2022 gingen die Auszeichnungen an:

  • Fachhochschule Erfurt: Michael Garkisch, Projekt „Modulbausteinkoffer digitale Sozialarbeit – Entwicklung mit dem Design-Thinking-Ansatz“
  • Friedrich-Schiller-Universität Jena: Stefan Flörchinger, Projekt „Aufbau des Akademischen Ateliers“ sowie Denise Schaller, Projekt „Einbindung von Lehrkrankenhäusern in die Lehrveranstaltungsplanung und Ausbildung von Medizinstudierenden durch eine medizindidaktische Schulung im Blended-Learning- Format“
  • Hochschule Nordhausen: Lutz Göcke, Projekt „Entrepreneurship Education an der Hochschule Nordhausen – interdisziplinär, individualisiert und praxisorientiert“ sowie Stefan Siegel, Projekt „Gespräch und Beratung im flipped classroom: Kombination von digitalen Lerninhalten und Präsenzunterricht mit Schauspiel:klientinnen“
  • Hochschule Schmalkalden: Lenka Dˇuranova, Projekt „ArbeitΨ5.0 – Arbeitspsychologie 5.0“
  • Bauhaus-Universität Weimar: Andrea Dreyer, Projekt „Kompetenzen digitaler Wissenschaftskommunikation – zwischen wissenschaftspropädeutischer und mediengestalterischer Expertise“ sowie Bernd Fröhlich, Projekt „Teaching Virtual Reality in Virtual Reality – Immersives Lehren, Lernen und Prüfen von virtueller Realität in virtueller Realität“

Die nächste Bewerbungsrunde startet im Frühjahr 2023.

Fellow 2021:

Dr. Heinrich Söbke  mit dem Projekt  „Lernorte der  Augmentierten Umwelt  (LernArUmwelt)“

 

Dieses Projekt zielt auf die Vor-Ort-Visualisierung von frei verfügbaren ortsbasierten Daten zur Unterstützung von durch die Lernenden selbstregulierten Lernszenarien in den Umweltingenieurwissenschaften am Beispiel leitungsgebundener technischer Infrastruktur.

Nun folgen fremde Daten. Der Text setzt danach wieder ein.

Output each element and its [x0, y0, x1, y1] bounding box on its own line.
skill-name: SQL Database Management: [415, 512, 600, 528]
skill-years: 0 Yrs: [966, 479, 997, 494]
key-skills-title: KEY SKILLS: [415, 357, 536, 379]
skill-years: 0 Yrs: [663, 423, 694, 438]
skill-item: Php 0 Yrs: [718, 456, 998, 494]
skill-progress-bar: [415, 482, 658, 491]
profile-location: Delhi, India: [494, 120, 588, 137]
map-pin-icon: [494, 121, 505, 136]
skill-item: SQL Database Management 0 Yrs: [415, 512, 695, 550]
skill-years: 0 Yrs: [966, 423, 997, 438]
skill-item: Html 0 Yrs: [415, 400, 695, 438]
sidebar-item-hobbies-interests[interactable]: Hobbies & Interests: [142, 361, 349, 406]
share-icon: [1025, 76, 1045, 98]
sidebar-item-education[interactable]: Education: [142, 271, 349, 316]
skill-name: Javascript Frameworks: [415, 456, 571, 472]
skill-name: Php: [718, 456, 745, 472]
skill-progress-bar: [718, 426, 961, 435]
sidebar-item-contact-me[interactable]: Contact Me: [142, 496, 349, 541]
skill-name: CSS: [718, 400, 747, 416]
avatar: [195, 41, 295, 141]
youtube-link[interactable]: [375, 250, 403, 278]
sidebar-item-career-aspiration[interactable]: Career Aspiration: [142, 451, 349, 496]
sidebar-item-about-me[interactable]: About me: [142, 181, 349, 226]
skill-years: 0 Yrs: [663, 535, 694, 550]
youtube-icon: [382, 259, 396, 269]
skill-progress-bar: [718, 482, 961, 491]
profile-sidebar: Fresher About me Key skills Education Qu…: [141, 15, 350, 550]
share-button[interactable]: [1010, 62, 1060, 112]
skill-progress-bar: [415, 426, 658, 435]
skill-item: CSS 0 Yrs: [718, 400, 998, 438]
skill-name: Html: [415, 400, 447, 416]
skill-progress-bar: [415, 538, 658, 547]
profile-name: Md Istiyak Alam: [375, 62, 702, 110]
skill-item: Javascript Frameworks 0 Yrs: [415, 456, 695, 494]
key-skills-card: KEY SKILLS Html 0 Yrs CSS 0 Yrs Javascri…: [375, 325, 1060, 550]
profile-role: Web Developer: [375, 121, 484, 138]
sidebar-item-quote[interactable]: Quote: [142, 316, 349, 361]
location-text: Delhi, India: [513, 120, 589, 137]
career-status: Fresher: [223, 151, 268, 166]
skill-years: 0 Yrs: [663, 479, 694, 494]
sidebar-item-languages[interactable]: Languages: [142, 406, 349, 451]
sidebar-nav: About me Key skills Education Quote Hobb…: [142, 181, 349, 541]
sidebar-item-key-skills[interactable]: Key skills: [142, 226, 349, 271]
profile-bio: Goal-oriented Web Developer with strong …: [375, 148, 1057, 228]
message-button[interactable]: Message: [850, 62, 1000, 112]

Ein Ansatz aus drei Handlungsebenen unterstützt Transfer und Verstetigung:

 

1. Eine kommerzielle App wird genutzt zur Vor-Ort-Visualisierung von Trinkwasserleitungen zur Erprobung kleingruppenbasierter Lernszenarien.

 

2. Frei verfügbare Bibliotheken sind die Grundlage der Entwicklung einer lernorientierten Augmented Reality-App.

 

3. Freie ortsbezogene Daten werden auf Relevanz für lernunterstützende Visualisierungen untersucht, um in einen Katalog von Transfermöglichkeiten für weitere Vor-Ort-Lernaktivitäten als potenzielle Best-Practice-Beispiele einzugehen.